I have a string:
$day = "11.08.2012 PROC BRE-AMS 08:00-12:00 ( MIETWAGEN MIT BAK RES 6049687886 ) Y AMS-AMS 13:15-19:15"
And I have a regular expression:
$data = preg_split("/(?=[A-Z]{1,4}[\s]+[A-Z]{3}[\-][A-Z]{3}[\s]+)/", $day);
The expected $data
-Array should be:
array
0 => string '11.08.2012 ' (length=11)
1 => string 'PROC 08:00-12:00 ( MIETWAGEN MIT BAK RES 6049687886 ) ' (length=22)
2 => string 'Y AMS-AMS 13:15-19:15' (length=21)
But my result is:
0 => string '11.08.2012 ' (length=11)
1 => string 'P' (length=1)
2 => string 'R' (length=1)
3 => string 'O' (length=1)
4 => string 'C BRE-AMS 08:00-12:00 ( MIETWAGEN MIT BAK RES 6049687886 ) ' (length=59)
5 => string 'Y AMS-AMS 13:15-19:15' (length=21)
I cannot retrace what´s happening here. Could someone pleaqse explain?
In short, the problem is that (?=...) subexpression in your pattern match a position. I understand that was exactly your intention; the problem is, the next match is started not when the pattern specified in (?=) ends its match - but at the position matched by the lookahead + 1 symbol.
Let's check this process in details. First time the split is attempted, it walks the string until it got to the position marked by asterisk:
11.08.2012 *PROC BRE-AMS 08:00-12:00
... where it can match the pattern given. For the next attempt, the starting position 'bumps along' one symbol, so now we're here:
11.08.2012 P*ROC BRE-AMS 08:00-12:00
... and voila, we again can match this pattern, because of that {1,4}
quantifier! That's how you got these 'irregular' P
, R
and O
symbols.
That's for explanation, now for the "how to fix" part. The easiest way out of this, I suppose, is adding this little twist in your split pattern:
$data = preg_split('/\b(?=[A-Z]{1,4}\s+[A-Z]{3}-[A-Z]{3}\s+)/', $day);
We still match for position - but now this position should be the one that separates a 'word' symbol from a non-word one. The same idea can be expressed with negative lookbehind pattern:
$data = preg_split('/(?<![A-Z])(?=[A-Z]{1,4}\s+[A-Z]{3}-[A-Z]{3}\s+)/', $day);
... which is actually more precise, but less elegant, I suppose. )

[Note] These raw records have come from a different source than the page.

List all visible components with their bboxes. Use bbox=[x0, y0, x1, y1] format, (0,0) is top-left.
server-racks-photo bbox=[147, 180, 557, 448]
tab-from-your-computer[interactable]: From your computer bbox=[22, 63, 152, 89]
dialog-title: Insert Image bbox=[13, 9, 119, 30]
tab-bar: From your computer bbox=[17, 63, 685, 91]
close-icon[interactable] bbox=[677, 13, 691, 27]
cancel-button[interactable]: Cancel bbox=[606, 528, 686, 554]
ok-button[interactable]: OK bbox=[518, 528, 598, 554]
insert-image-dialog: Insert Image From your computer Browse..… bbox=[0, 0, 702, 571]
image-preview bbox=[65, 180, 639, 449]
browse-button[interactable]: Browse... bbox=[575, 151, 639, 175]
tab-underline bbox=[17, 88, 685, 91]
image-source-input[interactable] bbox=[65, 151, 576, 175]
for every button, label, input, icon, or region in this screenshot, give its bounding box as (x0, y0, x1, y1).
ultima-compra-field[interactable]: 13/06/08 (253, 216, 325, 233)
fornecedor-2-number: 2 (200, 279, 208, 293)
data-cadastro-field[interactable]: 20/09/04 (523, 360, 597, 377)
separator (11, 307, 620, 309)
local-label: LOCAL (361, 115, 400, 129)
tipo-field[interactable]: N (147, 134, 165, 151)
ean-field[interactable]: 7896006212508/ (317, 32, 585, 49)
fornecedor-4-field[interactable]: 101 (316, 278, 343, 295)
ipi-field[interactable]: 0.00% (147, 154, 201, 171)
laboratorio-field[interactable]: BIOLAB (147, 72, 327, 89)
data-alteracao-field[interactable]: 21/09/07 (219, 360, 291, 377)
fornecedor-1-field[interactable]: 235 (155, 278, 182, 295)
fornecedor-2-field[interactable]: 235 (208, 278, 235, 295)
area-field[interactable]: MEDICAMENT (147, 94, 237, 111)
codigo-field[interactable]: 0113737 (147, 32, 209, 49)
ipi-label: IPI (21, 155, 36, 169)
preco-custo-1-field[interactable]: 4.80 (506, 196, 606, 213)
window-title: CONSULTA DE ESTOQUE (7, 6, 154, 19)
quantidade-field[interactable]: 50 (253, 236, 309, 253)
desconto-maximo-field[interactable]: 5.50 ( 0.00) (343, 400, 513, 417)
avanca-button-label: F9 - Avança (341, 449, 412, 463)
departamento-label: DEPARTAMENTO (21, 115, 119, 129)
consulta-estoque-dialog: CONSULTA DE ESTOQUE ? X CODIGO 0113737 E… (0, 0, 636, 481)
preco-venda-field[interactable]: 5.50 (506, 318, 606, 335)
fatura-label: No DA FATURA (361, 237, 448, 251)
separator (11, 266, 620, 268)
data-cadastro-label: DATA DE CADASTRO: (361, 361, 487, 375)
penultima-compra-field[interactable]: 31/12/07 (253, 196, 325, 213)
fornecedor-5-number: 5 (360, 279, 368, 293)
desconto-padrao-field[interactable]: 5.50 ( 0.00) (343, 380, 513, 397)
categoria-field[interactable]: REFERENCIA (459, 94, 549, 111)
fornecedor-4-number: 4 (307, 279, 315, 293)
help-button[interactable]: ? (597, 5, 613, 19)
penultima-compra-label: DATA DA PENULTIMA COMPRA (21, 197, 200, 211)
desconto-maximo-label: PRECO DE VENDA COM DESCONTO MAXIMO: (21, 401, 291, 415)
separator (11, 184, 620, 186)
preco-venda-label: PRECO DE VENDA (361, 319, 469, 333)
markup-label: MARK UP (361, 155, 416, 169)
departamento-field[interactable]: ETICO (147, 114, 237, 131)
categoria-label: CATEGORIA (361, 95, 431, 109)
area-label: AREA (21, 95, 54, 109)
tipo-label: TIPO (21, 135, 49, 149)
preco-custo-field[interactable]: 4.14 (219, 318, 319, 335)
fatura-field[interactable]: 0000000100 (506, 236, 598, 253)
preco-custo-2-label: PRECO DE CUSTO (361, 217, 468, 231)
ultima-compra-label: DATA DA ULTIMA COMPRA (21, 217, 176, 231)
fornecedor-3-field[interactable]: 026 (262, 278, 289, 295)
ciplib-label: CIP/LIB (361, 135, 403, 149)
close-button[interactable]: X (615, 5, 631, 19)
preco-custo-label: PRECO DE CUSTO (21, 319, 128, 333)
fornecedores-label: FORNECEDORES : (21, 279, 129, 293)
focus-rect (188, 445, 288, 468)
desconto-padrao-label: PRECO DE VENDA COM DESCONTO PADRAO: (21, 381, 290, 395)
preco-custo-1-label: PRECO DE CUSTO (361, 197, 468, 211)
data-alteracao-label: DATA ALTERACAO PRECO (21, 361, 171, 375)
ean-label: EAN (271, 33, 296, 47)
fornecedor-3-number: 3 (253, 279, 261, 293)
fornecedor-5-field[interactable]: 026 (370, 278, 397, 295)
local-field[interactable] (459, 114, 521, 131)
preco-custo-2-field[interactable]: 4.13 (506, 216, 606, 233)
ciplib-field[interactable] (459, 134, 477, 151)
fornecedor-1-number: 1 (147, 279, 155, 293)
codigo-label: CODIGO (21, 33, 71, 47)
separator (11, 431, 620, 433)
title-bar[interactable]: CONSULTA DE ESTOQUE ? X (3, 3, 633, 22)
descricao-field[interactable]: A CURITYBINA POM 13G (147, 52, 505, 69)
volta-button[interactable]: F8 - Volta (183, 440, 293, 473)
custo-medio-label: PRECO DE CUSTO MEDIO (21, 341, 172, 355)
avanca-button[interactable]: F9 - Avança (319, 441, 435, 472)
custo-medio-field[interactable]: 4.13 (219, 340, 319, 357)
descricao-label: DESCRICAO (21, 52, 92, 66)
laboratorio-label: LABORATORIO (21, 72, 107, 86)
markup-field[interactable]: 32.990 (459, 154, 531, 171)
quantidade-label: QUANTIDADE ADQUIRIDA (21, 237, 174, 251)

Two sidenotes here: 1) don't use character class syntax when you need to specify a single symbol (simple - -
- or 'shortcut' one, like \s
); 2) use single quotation marks to delimit your pattern unless you want to interpolate some variables in it.
A hyphen is a metacharacter in a character class. If you want to include a hyphen in a character class you have to backslash escape it (although in this specific case it works since your character class has nothing but a hyphen).
If you need to include the split string, anchor the start of the lookahead to a word boundary, so that only the first letter of the first 1-4 character sequence is tested:
/(?=\b[A-Z]{1,4}\s+[A-Z]{3}-[A-Z]{3}\s+)/'